Bundestag hält russische Erklärung zum Drohnenvorfall in Leipzig/Halle für unglaubwürdig

Der Geheimdienstausschuss des Bundestags bewertet Russlands Darstellung des Drohnenvorfalls am Flughafen Leipzig/Halle als nicht glaubwürdig. Marc Henrichmann, Mitglied des Ausschusses, führt dies auf einen anhaltenden Vertrauensverlust Russlands im Kontext des Krieges gegen die Ukraine zurück.

Die Bundesanwaltschaft ermittelt gegen Unbekannt wegen des Verdachts der versuchten Sprengstoffdetonation und der gefährlichen Einmischung in den Luftverkehr. Dabei wurde eine mit Sprengstoff und Zündern ausgestattete Drohne in der Nähe ukrainischer Transportmaschinen entdeckt, die zum Absturz gebracht wurde. Nach der Flughafensperrung kollidierte ein gestartetes Flugzeug mit einem kleineren unbekannten Flugobjekt, möglicherweise einer zweiten Drohne.

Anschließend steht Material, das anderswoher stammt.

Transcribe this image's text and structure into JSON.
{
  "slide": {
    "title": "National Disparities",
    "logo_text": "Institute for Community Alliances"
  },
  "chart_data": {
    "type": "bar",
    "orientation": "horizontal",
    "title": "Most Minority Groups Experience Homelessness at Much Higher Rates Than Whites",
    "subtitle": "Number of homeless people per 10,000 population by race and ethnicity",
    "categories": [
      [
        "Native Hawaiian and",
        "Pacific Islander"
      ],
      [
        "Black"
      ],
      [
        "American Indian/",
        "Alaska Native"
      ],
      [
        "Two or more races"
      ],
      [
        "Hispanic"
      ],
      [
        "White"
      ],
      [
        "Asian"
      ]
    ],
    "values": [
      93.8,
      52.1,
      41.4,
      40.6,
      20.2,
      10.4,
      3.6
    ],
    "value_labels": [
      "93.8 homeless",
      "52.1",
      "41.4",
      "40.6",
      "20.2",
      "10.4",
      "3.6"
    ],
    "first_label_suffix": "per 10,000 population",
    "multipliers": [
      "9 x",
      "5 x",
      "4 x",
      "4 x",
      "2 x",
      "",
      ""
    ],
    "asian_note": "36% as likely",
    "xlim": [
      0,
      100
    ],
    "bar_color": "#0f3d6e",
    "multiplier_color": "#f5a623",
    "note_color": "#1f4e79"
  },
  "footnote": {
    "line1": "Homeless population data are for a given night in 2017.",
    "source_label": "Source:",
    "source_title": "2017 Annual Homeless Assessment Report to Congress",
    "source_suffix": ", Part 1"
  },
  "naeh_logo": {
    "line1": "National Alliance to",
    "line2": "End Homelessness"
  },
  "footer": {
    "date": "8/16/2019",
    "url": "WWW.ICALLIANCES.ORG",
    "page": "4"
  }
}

Bundesinnenminister Alexander Dobrindt sprach von einem "hybriden" Angriff durch eine "fremde Macht". Russische Stellen in Berlin warnen inzwischen vor "anti-russischer Hysterie" in Deutschland und klassifizieren den Vorfall als Provokation.

Kernpunkte:

  • Der Geheimdienstausschuss des Bundestags hält Russlands Darstellung des Drohnenvorfalls in Leipzig/Halle für nicht glaubwürdig.
  • Marc Henrichmann führt die mangelnde Glaubwürdigkeit auf Russlands anhaltenden Vertrauensverlust im Kontext des Krieges gegen die Ukraine zurück.
  • Die Bundesanwaltschaft ermittelt gegen Unbekannt wegen des Verdachts der versuchten Sprengstoffdetonation und gefährlichen Einmischung in den Luftverkehr.